サンセールがソーヴィニヨン・ブランの産地になったのは19世紀のフィロキセラ禍以降。畑を馬で耕作していた当時、斜面の仕事は重労働で、被害を機に耕作転換が進んだ。そんなとき、進んで近隣の栽培家から畑の買い取りに応じていたのがフアシェ家だ。だから、今ではサンセール村のほとんどすべての優良区画を持っている。

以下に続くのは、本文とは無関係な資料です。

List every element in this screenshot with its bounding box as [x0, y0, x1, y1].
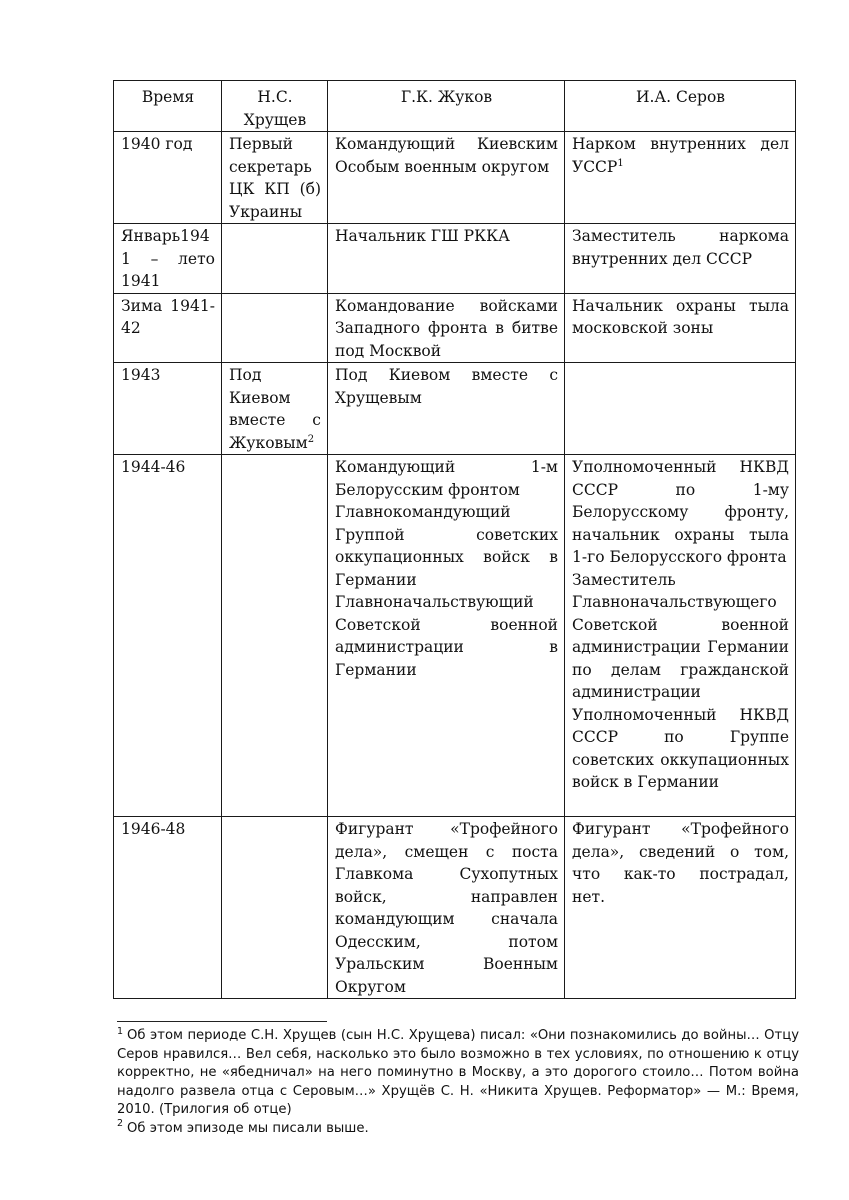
table-row — [114, 224, 796, 294]
cell-serov: Заместитель наркома внутренних дел СССР — [565, 224, 796, 294]
cell-zhukov-line: Главноначальствующий Советской военной администрации в Германии — [335, 593, 558, 679]
cell-serov — [565, 455, 796, 817]
table-row — [114, 455, 796, 817]
table-row — [114, 293, 796, 363]
header-time: Время — [114, 81, 222, 132]
table-row — [114, 817, 796, 999]
footnote-mark-1: 1 — [117, 1025, 124, 1037]
table-row — [114, 363, 796, 455]
footnote-mark-2: 2 — [117, 1118, 124, 1130]
cell-zhukov: Фигурант «Трофейного дела», смещен с поста Главкома Сухопутных войск, направлен командующим сначала Одесским, потом Уральским Военным Округом — [328, 817, 565, 999]
cell-serov-line: Уполномоченный НКВД СССР по 1-му Белорусскому фронту, начальник охраны тыла 1-го Белорусского фронта — [572, 458, 789, 566]
cell-zhukov: Под Киевом вместе с Хрущевым — [328, 363, 565, 455]
table-header-row — [114, 81, 796, 132]
header-serov: И.А. Серов — [565, 81, 796, 132]
footnote-separator — [117, 1021, 327, 1022]
footnote-1 — [117, 1027, 799, 1120]
footnotes — [117, 1027, 799, 1138]
cell-zhukov: Командующий Киевским Особым военным округом — [328, 132, 565, 224]
cell-serov: Начальник охраны тыла московской зоны — [565, 293, 796, 363]
cell-khrushchev — [222, 817, 328, 999]
table-row — [114, 132, 796, 224]
cell-khrushchev — [222, 455, 328, 817]
cell-zhukov: Командование войсками Западного фронта в битве под Москвой — [328, 293, 565, 363]
cell-serov-line: Заместитель Главноначальствующего Советской военной администрации Германии по делам гражданской администрации — [572, 570, 789, 701]
cell-khrushchev-text: Под Киевом вместе с Жуковым — [229, 366, 321, 452]
footnote-1-text: Об этом периоде С.Н. Хрущев (сын Н.С. Хрущева) писал: «Они познакомились до войны… Отцу Серов нравился… Вел себя, насколько это было возможно в тех условиях, по отношению к отцу корректно, не «ябедничал» на него поминутно в Москву, а это дорогого стоило… Потом война надолго развела отца с Серовым…» Хрущёв С. Н. «Никита Хрущев. Реформатор» — М.: Время, 2010. (Трилогия об отце) — [117, 1028, 799, 1117]
cell-time: Зима 1941-42 — [114, 293, 222, 363]
cell-time: Январь1941 – лето 1941 — [114, 224, 222, 294]
header-zhukov: Г.К. Жуков — [328, 81, 565, 132]
cell-khrushchev — [222, 224, 328, 294]
footnote-ref-1: 1 — [617, 157, 624, 169]
cell-khrushchev — [222, 363, 328, 455]
cell-serov — [565, 363, 796, 455]
cell-time: 1944-46 — [114, 455, 222, 817]
events-table — [113, 80, 796, 999]
cell-serov — [565, 132, 796, 224]
cell-time: 1940 год — [114, 132, 222, 224]
cell-time: 1946-48 — [114, 817, 222, 999]
header-khrushchev: Н.С. Хрущев — [222, 81, 328, 132]
cell-serov: Фигурант «Трофейного дела», сведений о том, что как-то пострадал, нет. — [565, 817, 796, 999]
cell-khrushchev: Первый секретарь ЦК КП (б) Украины — [222, 132, 328, 224]
cell-zhukov-line: Главнокомандующий Группой советских оккупационных войск в Германии — [335, 503, 558, 589]
cell-serov-text: Нарком внутренних дел УССР — [572, 135, 789, 176]
footnote-2 — [117, 1120, 799, 1139]
cell-khrushchev — [222, 293, 328, 363]
cell-zhukov — [328, 455, 565, 817]
cell-serov-line: Уполномоченный НКВД СССР по Группе советских оккупационных войск в Германии — [572, 705, 789, 791]
footnote-2-text: Об этом эпизоде мы писали выше. — [127, 1120, 369, 1136]
cell-zhukov: Начальник ГШ РККА — [328, 224, 565, 294]
footnote-ref-2: 2 — [307, 433, 315, 445]
cell-time: 1943 — [114, 363, 222, 455]
cell-zhukov-line: Командующий 1-м Белорусским фронтом — [335, 458, 558, 499]
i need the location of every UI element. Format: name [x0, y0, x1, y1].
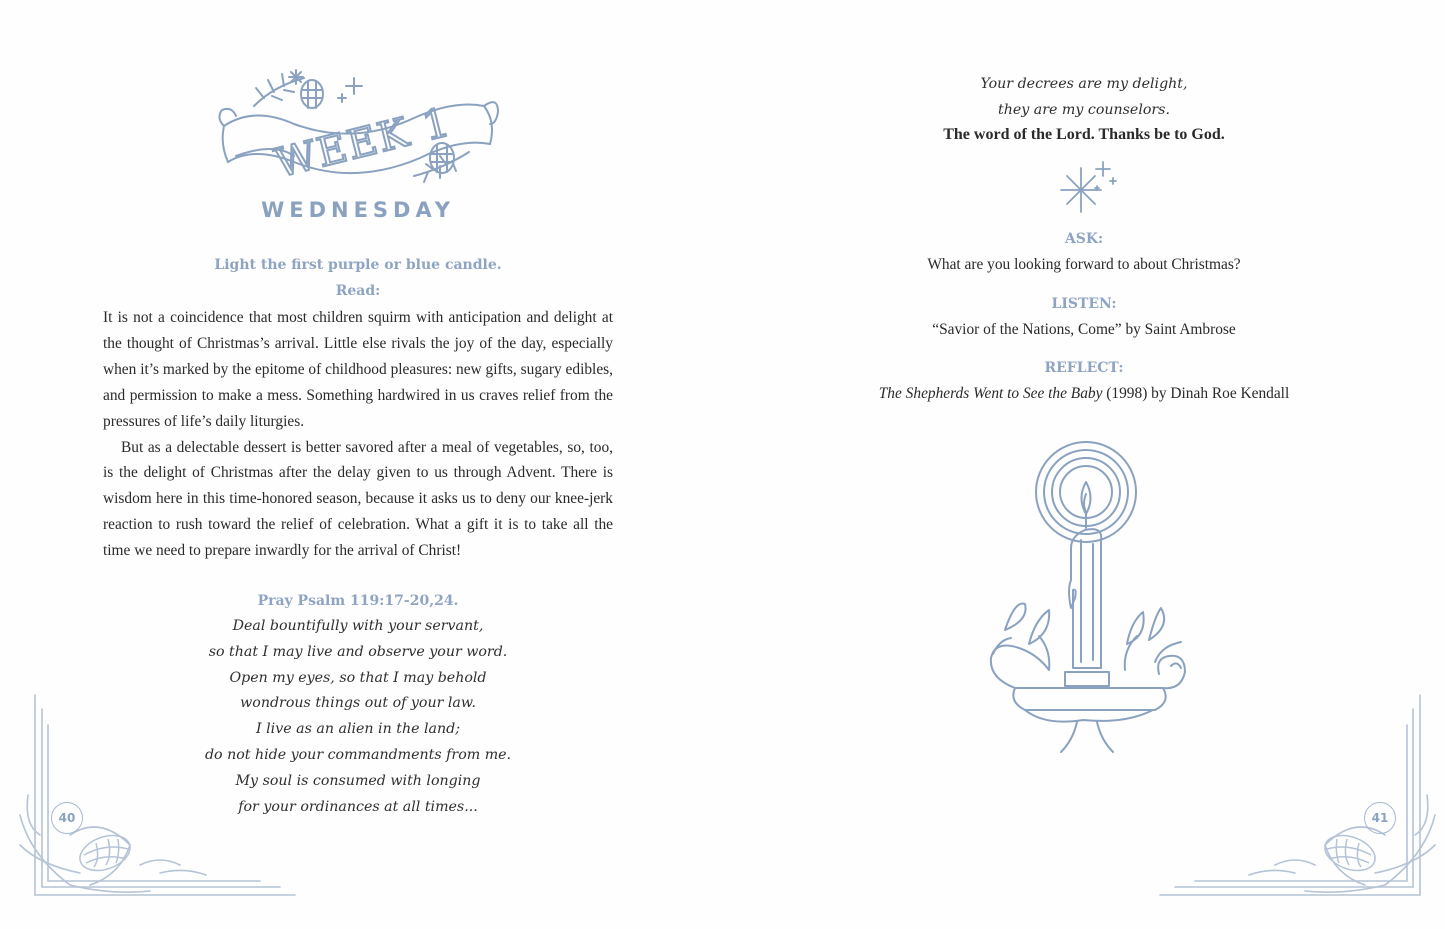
- artwork-title: The Shepherds Went to See the Baby: [878, 385, 1103, 402]
- closing-response: The word of the Lord. Thanks be to God.: [943, 126, 1225, 143]
- read-label: Read:: [335, 283, 381, 299]
- ask-label: ASK:: [1064, 231, 1104, 247]
- banner-text: WEEK 1: [270, 99, 456, 188]
- day-title: WEDNESDAY: [261, 198, 455, 222]
- page-number: 41: [1364, 802, 1396, 834]
- psalm-line: Open my eyes, so that I may behold: [229, 669, 487, 686]
- candle-instruction: Light the first purple or blue candle.: [214, 257, 502, 273]
- week-banner: [214, 66, 504, 196]
- psalm-line: do not hide your commandments from me.: [204, 746, 512, 763]
- ask-text: What are you looking forward to about Christmas?: [927, 256, 1241, 273]
- psalm-line: Deal bountifully with your servant,: [232, 618, 484, 634]
- psalm-line: so that I may live and observe your word.: [208, 643, 508, 660]
- verse-line: Your decrees are my delight,: [980, 76, 1188, 92]
- paragraph-2: But as a delectable dessert is better savored after a meal of vegetables, so, too, is the delight of Christmas after the delay given to us through Advent. There is wisdom here in this time-honored season, because it asks us to deny our knee-jerk reaction to rush toward the relief of celebration. What a gift it is to take all the time we need to prepare inwardly for the arrival of Christ!: [103, 438, 613, 560]
- listen-text: “Savior of the Nations, Come” by Saint Ambrose: [932, 321, 1236, 338]
- psalm-line: for your ordinances at all times...: [238, 798, 478, 815]
- left-page: [0, 0, 722, 929]
- reflect-label: REFLECT:: [1044, 360, 1124, 376]
- artwork-details: (1998) by Dinah Roe Kendall: [1102, 385, 1290, 402]
- verse-line: they are my counselors.: [998, 102, 1170, 118]
- pray-heading: Pray Psalm 119:17-20,24.: [257, 593, 459, 609]
- sparkle-icon: [1057, 160, 1117, 216]
- right-page: [723, 0, 1445, 929]
- psalm-line: wondrous things out of your law.: [240, 695, 476, 712]
- paragraph-1: It is not a coincidence that most children squirm with anticipation and delight at the thought of Christmas’s arrival. Little else rivals the joy of the day, especially when it’s marked by the epitome of childhood pleasures: new gifts, sugary edibles, and permission to make a mess. Something hardwired in us craves relief from the pressures of life’s daily liturgies.: [103, 309, 613, 430]
- psalm-line: My soul is consumed with longing: [235, 772, 481, 789]
- corner-ornament: [1155, 695, 1445, 910]
- listen-label: LISTEN:: [1051, 296, 1117, 312]
- reflect-text: [723, 385, 1445, 403]
- corner-ornament: [10, 695, 300, 910]
- psalm-line: I live as an alien in the land;: [256, 721, 460, 738]
- reading-text: [103, 305, 613, 564]
- page-number: 40: [51, 802, 83, 834]
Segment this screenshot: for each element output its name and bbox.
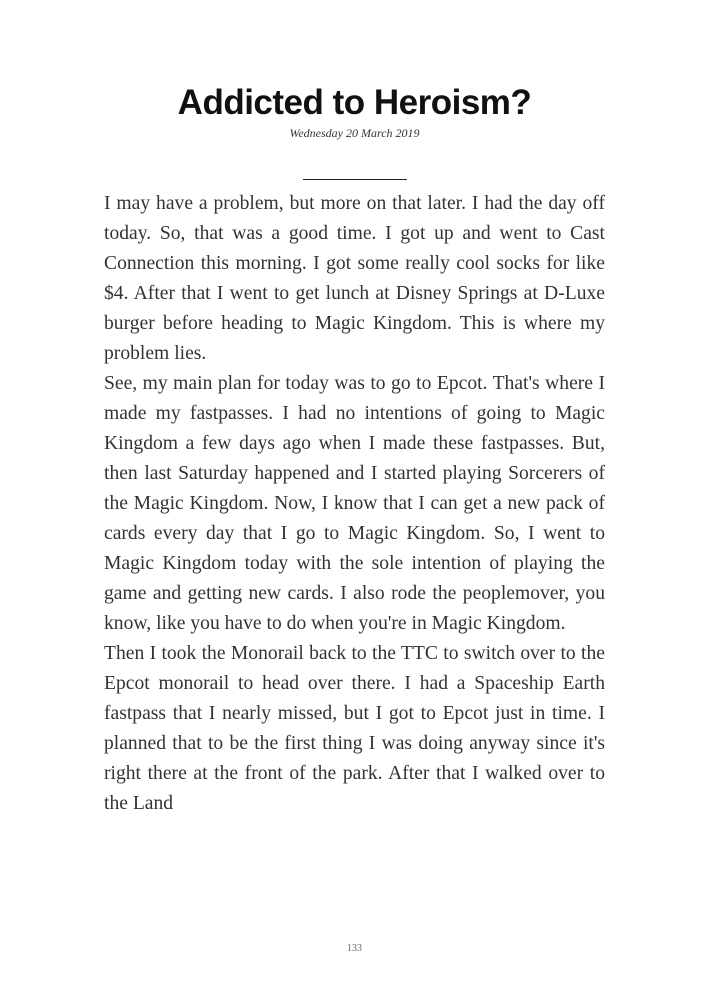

きっちりと完熟したサンセールのソーヴィニヨン・ブランにはグリーンでハービシャスなアロマがない。サンセールの土壌はソーヴィニヨン・ブランに宿るミネラル感の現れ方で世界の産地と一線を画すと言われ、だからこそフアシェは区画ごとに土壌を分けてテロワールワインへと邁進した。
SO2をほとんど使わないと聞くとちょっと身構えてしまうが、こんなに果実味がきれいで安定感があるのには驚いてしまう。
現在の当主、ブノワ・フアシェはフランス人なのにバカンスを取ることがほとんどない。畑の手入れがしたいし、畑にいることが本当に幸せなんだと言う。